Kraken has stepped directly into the prop trading space, launching Kraken Prop, a funded trading program built into Kraken Pro that puts up to $200,000 of simulated capital in the hands of traders who can pass a two-stage evaluation. The launch — first reported on Wednesday — marks one of the most prominent moves yet by a major crypto exchange into a corner of the market dominated by independent, retail-focused operators.
For traders, the offering is built around crypto perpetual contracts, no time limits on the evaluation phase, and an 80/20 default profit split that can be upgraded to 90/10 for an additional fee. For the wider industry, it adds another deep-pocketed brand to a roster of prop firms increasingly converging on the same playbook: cheap entry challenges, fast payouts, and a clearly defined risk framework.

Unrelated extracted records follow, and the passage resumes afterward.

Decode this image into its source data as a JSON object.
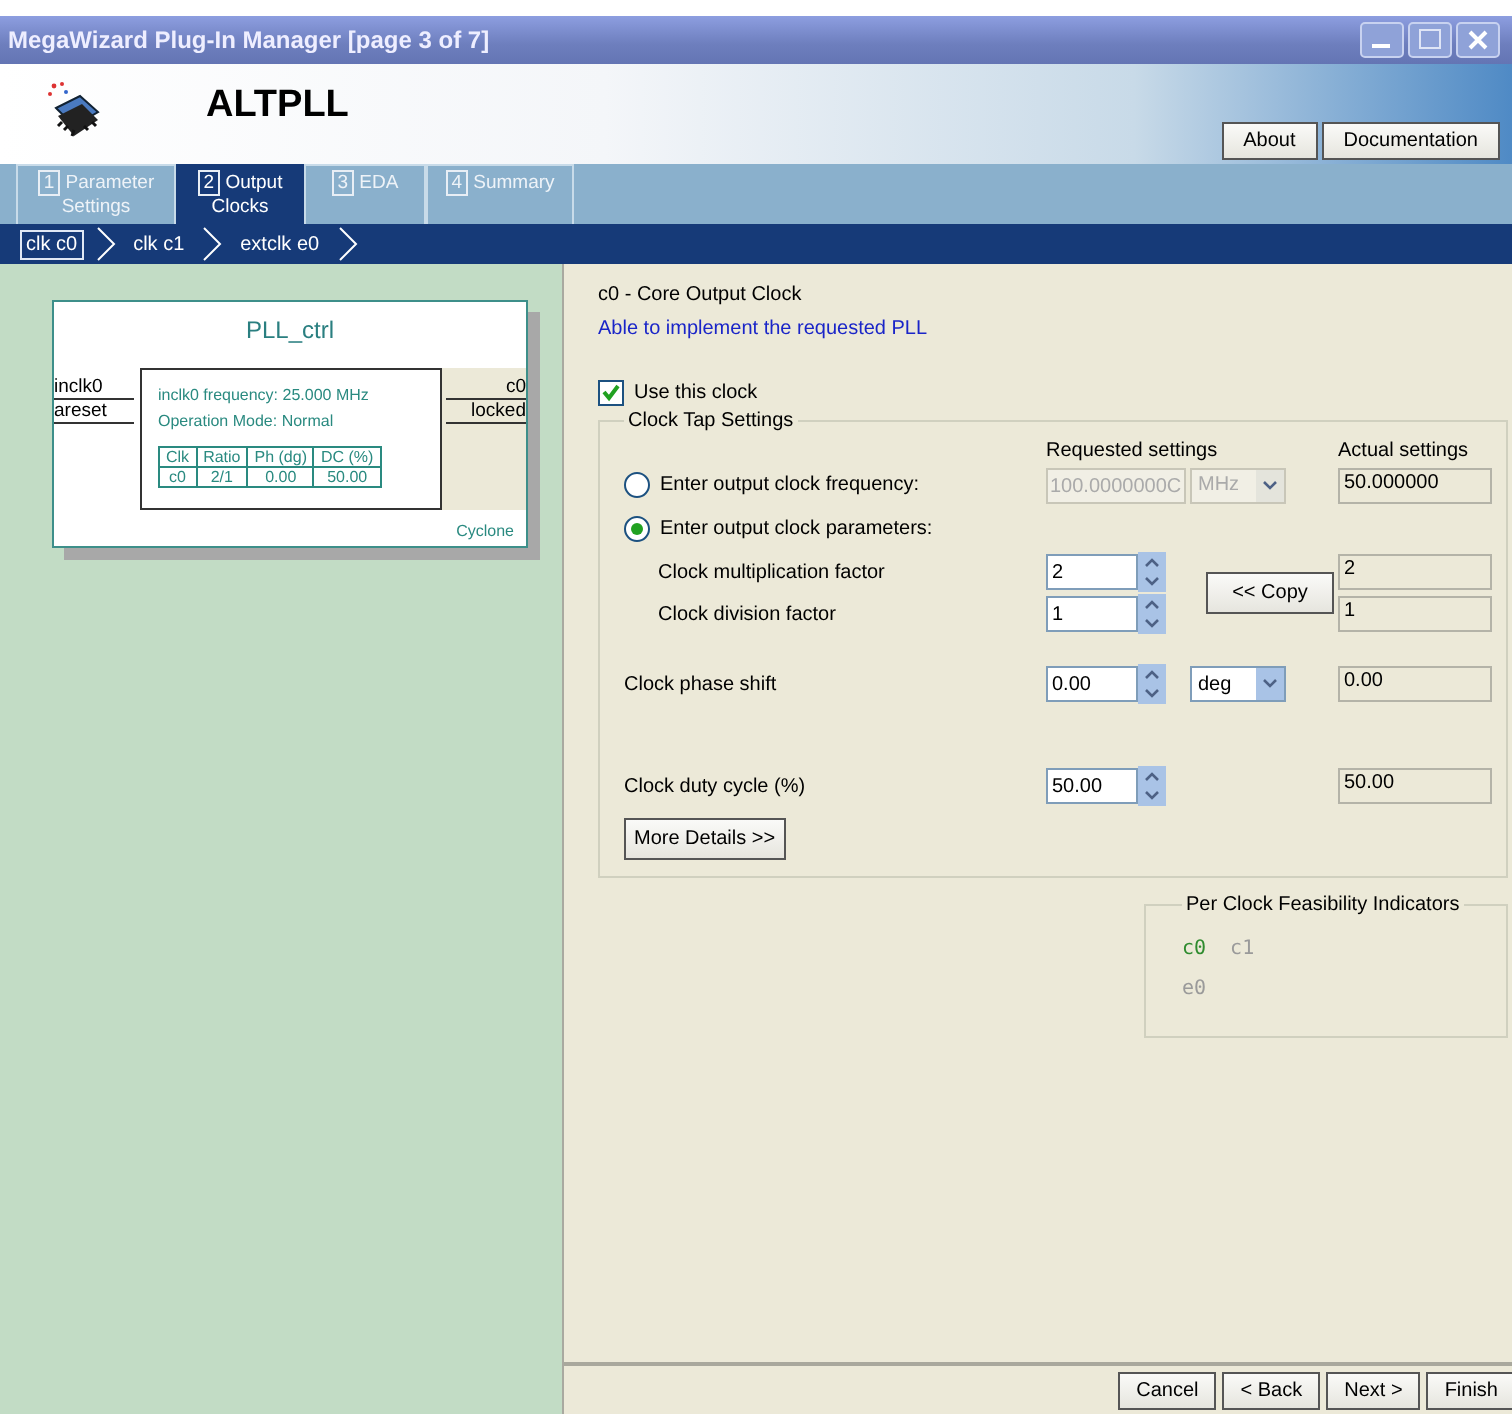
{
  "window": {
    "title": "MegaWizard Plug-In Manager [page 3 of 7]"
  },
  "header": {
    "title": "ALTPLL",
    "buttons": [
      "About",
      "Documentation"
    ]
  },
  "tabs": [
    {
      "number": "1",
      "label": "Parameter Settings",
      "selected": false
    },
    {
      "number": "2",
      "label": "Output Clocks",
      "selected": true
    },
    {
      "number": "3",
      "label": "EDA",
      "selected": false
    },
    {
      "number": "4",
      "label": "Summary",
      "selected": false
    }
  ],
  "breadcrumbs": [
    {
      "label": "clk c0",
      "selected": true
    },
    {
      "label": "clk c1",
      "selected": false
    },
    {
      "label": "extclk e0",
      "selected": false
    }
  ],
  "diagram": {
    "name": "PLL_ctrl",
    "inputs": [
      "inclk0",
      "areset"
    ],
    "outputs": [
      "c0",
      "locked"
    ],
    "info": [
      "inclk0 frequency: 25.000 MHz",
      "Operation Mode: Normal"
    ],
    "columns": [
      "Clk",
      "Ratio",
      "Ph (dg)",
      "DC (%)"
    ],
    "rows": [
      [
        "c0",
        "2/1",
        "0.00",
        "50.00"
      ]
    ],
    "family": "Cyclone"
  },
  "panel": {
    "heading": "c0 - Core Output Clock",
    "status": "Able to implement the requested PLL"
  },
  "use_clock": {
    "label": "Use this clock",
    "checked": true
  },
  "clock_tap": {
    "title": "Clock Tap Settings",
    "headers": [
      "Requested settings",
      "Actual settings"
    ],
    "frequency_option": {
      "label": "Enter output clock frequency:",
      "selected": false,
      "value": "100.0000000C",
      "unit": "MHz",
      "disabled": true,
      "actual": "50.000000"
    },
    "parameters_option": {
      "label": "Enter output clock parameters:",
      "selected": true,
      "factors": [
        {
          "label": "Clock multiplication factor",
          "value": "2",
          "actual": "2"
        },
        {
          "label": "Clock division factor",
          "value": "1",
          "actual": "1"
        }
      ],
      "copy_button": "<< Copy"
    },
    "phase": {
      "label": "Clock phase shift",
      "value": "0.00",
      "unit": "deg",
      "actual": "0.00"
    },
    "duty": {
      "label": "Clock duty cycle (%)",
      "value": "50.00",
      "actual": "50.00"
    },
    "more_button": "More Details >>"
  },
  "feasibility": {
    "title": "Per Clock Feasibility Indicators",
    "rows": [
      [
        {
          "label": "c0",
          "color": "#2e8b2e"
        },
        {
          "label": "c1",
          "color": "#9a9a9a"
        }
      ],
      [
        {
          "label": "e0",
          "color": "#9a9a9a"
        }
      ]
    ]
  },
  "footer": {
    "buttons": [
      "Cancel",
      "< Back",
      "Next >",
      "Finish"
    ]
  }
}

How the Kraken Prop Evaluation Works
Kraken Prop runs on a two-stage model that will look familiar to anyone who has taken a typical retail prop challenge. Traders buy an evaluation account — starting at just $20 — and trade in a simulated environment with predefined profit targets and loss limits. Crucially, there is no time limit on the evaluation phase, removing one of the most common sources of pressure on traders attempting to pass.
Once the evaluation is cleared and verification is completed, the trader is upgraded to a funded account, typically within 12 to 24 hours according to Kraken. From there, traders can run live crypto perpetual contracts across more than 60 pairs with leverage of up to 5x.
Risk Rules, Profit Splits and Payouts
The risk framework underpinning Kraken Prop is relatively conservative for a crypto-focused program. The Maximum Daily Loss is capped at 3% of the starting balance, and the Maximum Drawdown does not reset — meaning traders cannot rebuild headroom simply by booking new profits after a deep loss day.
On the upside, the default profit split is 80/20 in the trader’s favour, with a 90/10 upgrade available for an additional 20% of the base evaluation fee. Payouts, according to Kraken’s support pages, are processed within 24 hours, and total funded capital is capped at $200,000 across all of a trader’s active funded accounts.
Kraken explicitly labels the offering as unregulated, and evaluation fees are non-refundable — two disclosures that align Kraken Prop more closely with the standard retail prop firm model than with a traditional regulated brokerage product.
Why This Move Has Been a Long Time Coming
Kraken Prop did not appear out of nowhere. Kraken acquired prop trading platform Breakout back in September 2025, in a deal that already signalled the exchange’s intent to compete inside the funded-trader segment. The new launch effectively brings that funded trading model out from under a separate brand and folds it into the main Kraken Pro experience.
The implication is significant: rather than maintaining a niche, standalone prop product, Kraken is treating funded trading as a mainstream feature of its derivatives offering, sitting alongside spot and perpetual trading inside the same Pro environment.
What This Means for the Broader Prop Industry
Kraken’s arrival changes the competitive landscape in several ways. The most obvious is brand weight: very few existing crypto-focused prop firms come close to Kraken’s name recognition, regulatory footprint outside of this specific offering, or balance sheet. That alone is likely to draw experienced crypto traders who might previously have been wary of newer, less established crypto prop brands.
It also reinforces a pattern that has been gathering pace through 2025 and 2026: large platforms and brokers absorbing prop trading rather than treating it as a standalone industry. The integration of Breakout into Kraken Pro mirrors moves seen elsewhere where exchanges, brokers and trading technology providers are bundling evaluation challenges, funded accounts and live trading under a single roof.
For independent crypto prop firms, the message is uncomfortable. Competing on capital and brand against an exchange the size of Kraken is difficult; differentiation will increasingly come down to trader experience, transparency around payouts, and the specifics of risk rules — areas where smaller operators can still move faster than a large exchange. At the same time, traders win on optionality: more reputable venues offering funded crypto programs makes it easier to walk away from operators with weaker track records.
The non-resetting drawdown and 3% daily loss limit are also worth watching. They are stricter than what some crypto prop firms currently offer, and may set a tone for what “institutional-grade” crypto prop risk frameworks should look like as the segment matures.